“Bip bip”

Caso você entenda inlês, sugiro que leia esse texto na língua na qual foi originalmente escrito.

Hoje uma pequena nave pousou na minha cabeça. É claro que eu não me dei conta imediatamente. Vinha descendo a rua e senti uma espécie de picada. Uma dessas tão incrivelmente aborrecedoras que obrigam a pessoa a parar o que quer que esteja fazendo só pra tentar coçá-la ou fazer qualquer outra coisa o mais rápido possível.

E foi exatamente isso que fiz. Primeiro pensei que era um mosquito, desses que tem por aí. Mas a picada estava doendo demais, o que me levou a concluir que devia ser uma outra coisa, provavelmente uma abelha.

Na verdade cheguei a essa conclusão durante os instantes nos quais a minha mão atravessava o espaço entre a posição onde estava e o local na minha cabeça onde tinha sentido a picada. (Por que isso importa?) Essa decisão fez com que o meu braço desacelerasse e a minha mão atingiu o alvo muito menos violentamente do que achou que ia quando saiu em direção a ele. Mas nada disso importou, talvez porque eu não tenha chegado a conclusão de que poderia ser uma abelha rapido o suficiente, ou então porque meu braço não é bem treinado para realizar o movimento que lhe foi pedido.

Não, não importou: o que quer que fosse, foi esmagado na hora em que a palma da minha mão chegou. Eu sentia que estava esmagado, mas também sentia que era diferente do que estava esperando. Tão diferente, pra ser sincero, que demorei ainda mais do que da outra vez para chegar a uma conclusão: na realidade não era uma abelha, nem um inseto, muito menos algo orgânico, parecia metálico. “Talvez papel alumínio” pensei que poderia dizer enquanto pensava em mim mesmo contando a história mais tarde.
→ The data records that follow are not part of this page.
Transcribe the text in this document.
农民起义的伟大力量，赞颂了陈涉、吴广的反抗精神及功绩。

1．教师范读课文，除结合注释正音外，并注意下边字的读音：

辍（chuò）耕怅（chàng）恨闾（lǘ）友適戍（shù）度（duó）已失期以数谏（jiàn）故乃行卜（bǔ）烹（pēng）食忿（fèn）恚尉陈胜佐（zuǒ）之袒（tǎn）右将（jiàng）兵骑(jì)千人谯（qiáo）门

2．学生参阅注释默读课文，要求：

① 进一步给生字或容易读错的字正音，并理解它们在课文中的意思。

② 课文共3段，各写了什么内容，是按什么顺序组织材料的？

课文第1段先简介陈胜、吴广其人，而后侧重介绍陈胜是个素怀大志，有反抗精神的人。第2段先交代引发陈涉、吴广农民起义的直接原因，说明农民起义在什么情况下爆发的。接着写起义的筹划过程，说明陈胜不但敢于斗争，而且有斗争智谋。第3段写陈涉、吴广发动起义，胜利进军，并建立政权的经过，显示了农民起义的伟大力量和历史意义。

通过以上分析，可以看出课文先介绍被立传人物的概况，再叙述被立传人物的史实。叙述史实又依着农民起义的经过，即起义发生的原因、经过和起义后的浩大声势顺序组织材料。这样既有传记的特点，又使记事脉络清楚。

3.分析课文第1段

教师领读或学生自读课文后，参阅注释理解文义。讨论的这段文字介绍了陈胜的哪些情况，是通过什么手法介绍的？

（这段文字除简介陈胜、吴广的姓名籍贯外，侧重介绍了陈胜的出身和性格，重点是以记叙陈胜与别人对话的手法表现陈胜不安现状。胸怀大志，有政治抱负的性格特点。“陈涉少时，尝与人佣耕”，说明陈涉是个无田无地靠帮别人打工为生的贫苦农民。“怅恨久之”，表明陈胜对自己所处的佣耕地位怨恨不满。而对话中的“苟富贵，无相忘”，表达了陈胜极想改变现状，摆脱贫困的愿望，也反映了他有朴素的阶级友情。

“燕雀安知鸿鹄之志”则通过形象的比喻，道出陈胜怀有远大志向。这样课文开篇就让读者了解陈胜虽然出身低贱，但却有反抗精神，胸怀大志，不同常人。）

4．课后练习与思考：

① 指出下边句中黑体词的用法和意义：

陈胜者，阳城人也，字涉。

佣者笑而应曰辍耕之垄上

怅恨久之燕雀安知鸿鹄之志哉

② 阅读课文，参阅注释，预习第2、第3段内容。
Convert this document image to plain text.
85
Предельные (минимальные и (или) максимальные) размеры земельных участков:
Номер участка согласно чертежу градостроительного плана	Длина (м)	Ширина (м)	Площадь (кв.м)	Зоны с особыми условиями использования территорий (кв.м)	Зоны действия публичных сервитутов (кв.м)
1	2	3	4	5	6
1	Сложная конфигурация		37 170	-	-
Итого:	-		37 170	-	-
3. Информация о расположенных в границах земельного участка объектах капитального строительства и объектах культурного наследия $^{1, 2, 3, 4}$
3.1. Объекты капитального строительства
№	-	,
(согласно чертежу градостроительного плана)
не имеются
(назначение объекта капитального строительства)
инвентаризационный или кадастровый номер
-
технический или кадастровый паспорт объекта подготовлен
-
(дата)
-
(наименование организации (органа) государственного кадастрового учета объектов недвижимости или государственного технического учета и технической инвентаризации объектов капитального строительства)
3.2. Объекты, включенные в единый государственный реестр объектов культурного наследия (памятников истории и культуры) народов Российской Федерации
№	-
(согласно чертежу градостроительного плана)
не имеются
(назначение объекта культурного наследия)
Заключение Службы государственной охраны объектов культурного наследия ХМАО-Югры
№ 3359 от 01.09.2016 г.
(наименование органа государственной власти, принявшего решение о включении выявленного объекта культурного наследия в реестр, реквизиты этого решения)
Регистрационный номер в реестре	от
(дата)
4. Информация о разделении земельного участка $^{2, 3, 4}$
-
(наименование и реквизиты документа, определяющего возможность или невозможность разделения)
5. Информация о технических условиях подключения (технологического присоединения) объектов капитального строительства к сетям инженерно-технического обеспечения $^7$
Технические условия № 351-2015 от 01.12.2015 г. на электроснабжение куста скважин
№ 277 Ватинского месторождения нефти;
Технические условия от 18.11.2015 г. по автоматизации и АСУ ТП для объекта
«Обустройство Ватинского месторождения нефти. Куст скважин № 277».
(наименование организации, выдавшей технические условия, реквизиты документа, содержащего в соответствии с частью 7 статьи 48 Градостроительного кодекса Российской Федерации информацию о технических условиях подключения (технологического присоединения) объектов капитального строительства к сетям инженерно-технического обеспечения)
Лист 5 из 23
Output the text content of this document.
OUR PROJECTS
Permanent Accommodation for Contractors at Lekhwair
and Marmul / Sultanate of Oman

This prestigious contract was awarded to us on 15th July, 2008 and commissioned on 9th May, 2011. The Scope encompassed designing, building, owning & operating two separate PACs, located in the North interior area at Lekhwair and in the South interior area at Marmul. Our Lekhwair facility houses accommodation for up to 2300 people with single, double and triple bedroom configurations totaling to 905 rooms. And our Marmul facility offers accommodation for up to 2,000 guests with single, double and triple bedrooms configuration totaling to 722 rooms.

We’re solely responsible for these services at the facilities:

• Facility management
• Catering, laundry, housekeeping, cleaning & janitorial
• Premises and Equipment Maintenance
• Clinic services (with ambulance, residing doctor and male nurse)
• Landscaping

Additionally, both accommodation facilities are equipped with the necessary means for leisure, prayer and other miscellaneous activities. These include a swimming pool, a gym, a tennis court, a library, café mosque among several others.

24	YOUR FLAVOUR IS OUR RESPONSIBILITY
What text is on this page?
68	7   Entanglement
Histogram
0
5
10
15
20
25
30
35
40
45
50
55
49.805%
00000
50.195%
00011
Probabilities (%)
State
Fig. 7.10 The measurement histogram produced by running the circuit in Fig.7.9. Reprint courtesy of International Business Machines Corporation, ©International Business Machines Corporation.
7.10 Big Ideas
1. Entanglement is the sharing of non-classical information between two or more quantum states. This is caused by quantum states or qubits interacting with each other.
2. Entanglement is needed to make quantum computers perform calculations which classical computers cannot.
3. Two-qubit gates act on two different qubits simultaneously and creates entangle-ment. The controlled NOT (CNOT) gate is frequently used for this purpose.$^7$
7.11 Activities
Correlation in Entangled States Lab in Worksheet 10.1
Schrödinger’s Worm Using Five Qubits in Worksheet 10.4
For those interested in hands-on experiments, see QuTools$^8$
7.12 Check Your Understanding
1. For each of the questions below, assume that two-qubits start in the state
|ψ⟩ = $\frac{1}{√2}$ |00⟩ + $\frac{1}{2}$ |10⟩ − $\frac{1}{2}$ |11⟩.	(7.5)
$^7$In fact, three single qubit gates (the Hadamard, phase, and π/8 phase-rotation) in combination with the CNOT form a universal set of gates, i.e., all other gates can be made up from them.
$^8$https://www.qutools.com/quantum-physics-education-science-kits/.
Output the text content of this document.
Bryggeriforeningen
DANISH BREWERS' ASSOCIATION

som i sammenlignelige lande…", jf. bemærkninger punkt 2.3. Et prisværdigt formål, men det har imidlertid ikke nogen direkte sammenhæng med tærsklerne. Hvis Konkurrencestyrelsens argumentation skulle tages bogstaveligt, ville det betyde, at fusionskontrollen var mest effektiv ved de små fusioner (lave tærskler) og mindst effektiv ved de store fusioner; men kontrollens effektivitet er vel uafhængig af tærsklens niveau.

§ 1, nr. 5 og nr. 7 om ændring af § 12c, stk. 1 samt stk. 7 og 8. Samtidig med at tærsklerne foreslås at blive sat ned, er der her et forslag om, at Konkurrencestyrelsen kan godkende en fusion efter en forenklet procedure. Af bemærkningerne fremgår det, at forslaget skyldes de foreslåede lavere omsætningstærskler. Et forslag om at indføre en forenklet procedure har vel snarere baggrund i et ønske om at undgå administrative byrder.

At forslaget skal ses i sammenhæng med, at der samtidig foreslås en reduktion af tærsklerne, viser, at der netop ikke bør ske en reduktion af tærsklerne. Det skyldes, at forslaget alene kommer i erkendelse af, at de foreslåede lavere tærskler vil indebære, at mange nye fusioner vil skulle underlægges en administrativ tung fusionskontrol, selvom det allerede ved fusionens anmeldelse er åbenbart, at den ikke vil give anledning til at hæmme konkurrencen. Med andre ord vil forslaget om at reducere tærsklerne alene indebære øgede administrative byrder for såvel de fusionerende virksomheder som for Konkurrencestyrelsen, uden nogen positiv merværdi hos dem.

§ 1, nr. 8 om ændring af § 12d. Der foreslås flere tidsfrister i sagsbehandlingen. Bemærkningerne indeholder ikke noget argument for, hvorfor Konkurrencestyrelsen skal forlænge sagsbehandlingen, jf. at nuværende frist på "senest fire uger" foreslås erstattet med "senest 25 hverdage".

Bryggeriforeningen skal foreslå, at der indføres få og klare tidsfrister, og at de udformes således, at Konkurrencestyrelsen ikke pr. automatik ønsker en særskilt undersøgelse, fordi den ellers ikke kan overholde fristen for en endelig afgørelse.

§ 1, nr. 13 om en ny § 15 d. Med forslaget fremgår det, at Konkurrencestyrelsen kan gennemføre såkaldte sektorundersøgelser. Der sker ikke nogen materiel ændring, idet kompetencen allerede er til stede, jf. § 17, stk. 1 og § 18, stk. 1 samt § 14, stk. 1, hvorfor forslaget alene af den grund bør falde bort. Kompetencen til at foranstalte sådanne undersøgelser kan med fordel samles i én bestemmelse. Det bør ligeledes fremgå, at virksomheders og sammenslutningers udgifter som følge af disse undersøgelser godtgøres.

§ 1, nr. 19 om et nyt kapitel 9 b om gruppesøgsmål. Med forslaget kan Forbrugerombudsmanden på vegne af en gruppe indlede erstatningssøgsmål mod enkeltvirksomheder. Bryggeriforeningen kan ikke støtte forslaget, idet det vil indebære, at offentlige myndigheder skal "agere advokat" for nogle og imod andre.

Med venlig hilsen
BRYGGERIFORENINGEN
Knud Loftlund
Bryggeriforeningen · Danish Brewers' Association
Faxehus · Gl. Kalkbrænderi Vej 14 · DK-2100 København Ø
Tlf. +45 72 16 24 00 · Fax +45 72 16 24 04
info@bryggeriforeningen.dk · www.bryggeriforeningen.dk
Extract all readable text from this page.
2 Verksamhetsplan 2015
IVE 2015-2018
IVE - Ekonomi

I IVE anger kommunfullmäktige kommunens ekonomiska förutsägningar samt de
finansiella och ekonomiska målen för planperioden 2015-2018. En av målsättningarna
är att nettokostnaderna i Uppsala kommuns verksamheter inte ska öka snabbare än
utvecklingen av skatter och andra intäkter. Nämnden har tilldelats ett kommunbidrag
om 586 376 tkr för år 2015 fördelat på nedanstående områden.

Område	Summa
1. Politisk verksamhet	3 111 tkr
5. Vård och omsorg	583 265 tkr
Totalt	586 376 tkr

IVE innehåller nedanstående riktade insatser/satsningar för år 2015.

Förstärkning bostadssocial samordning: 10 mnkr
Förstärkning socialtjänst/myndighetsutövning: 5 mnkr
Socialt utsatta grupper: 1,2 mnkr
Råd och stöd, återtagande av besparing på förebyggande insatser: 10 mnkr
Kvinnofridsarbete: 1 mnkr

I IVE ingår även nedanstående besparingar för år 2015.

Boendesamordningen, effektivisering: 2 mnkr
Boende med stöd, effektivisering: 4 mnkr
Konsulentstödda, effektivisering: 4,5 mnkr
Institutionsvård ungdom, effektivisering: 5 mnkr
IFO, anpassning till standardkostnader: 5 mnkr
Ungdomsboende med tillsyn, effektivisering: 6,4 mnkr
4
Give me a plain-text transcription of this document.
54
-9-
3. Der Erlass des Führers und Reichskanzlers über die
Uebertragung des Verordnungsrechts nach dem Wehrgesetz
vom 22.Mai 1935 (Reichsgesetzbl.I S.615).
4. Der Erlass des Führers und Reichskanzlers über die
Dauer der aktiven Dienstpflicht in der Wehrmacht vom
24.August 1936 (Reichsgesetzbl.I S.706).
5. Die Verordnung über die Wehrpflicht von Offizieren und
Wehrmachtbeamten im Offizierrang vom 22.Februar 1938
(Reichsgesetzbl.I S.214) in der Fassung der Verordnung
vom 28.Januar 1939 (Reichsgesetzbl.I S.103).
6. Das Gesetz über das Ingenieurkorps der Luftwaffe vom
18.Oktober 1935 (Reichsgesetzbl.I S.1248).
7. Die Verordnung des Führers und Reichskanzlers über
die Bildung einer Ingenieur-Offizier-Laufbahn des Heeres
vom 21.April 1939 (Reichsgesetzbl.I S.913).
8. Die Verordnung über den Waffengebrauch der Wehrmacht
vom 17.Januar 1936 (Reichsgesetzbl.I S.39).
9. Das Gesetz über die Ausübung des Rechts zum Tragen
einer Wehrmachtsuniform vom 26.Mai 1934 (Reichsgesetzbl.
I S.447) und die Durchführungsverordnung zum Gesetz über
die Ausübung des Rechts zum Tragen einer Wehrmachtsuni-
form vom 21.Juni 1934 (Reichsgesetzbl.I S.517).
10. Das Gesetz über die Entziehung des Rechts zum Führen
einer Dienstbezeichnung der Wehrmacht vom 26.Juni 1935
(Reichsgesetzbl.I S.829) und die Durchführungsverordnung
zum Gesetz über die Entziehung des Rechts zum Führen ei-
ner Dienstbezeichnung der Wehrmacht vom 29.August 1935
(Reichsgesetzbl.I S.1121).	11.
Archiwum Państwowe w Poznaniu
Mas nem isso era totalmente verdade; conforme aproximei essa coisa dos meus olhos pra analisá-la melhor, não foram eles, mas meus ouvidos que não acreditaram: eu podia ouvir um sutil som vindo dessa coisa, que, agora tão perto dos meus olhos, podia ver e descrever como um estranho pequeno pedaço de batata cozida escapando o seu invólucro original de papel alumínio.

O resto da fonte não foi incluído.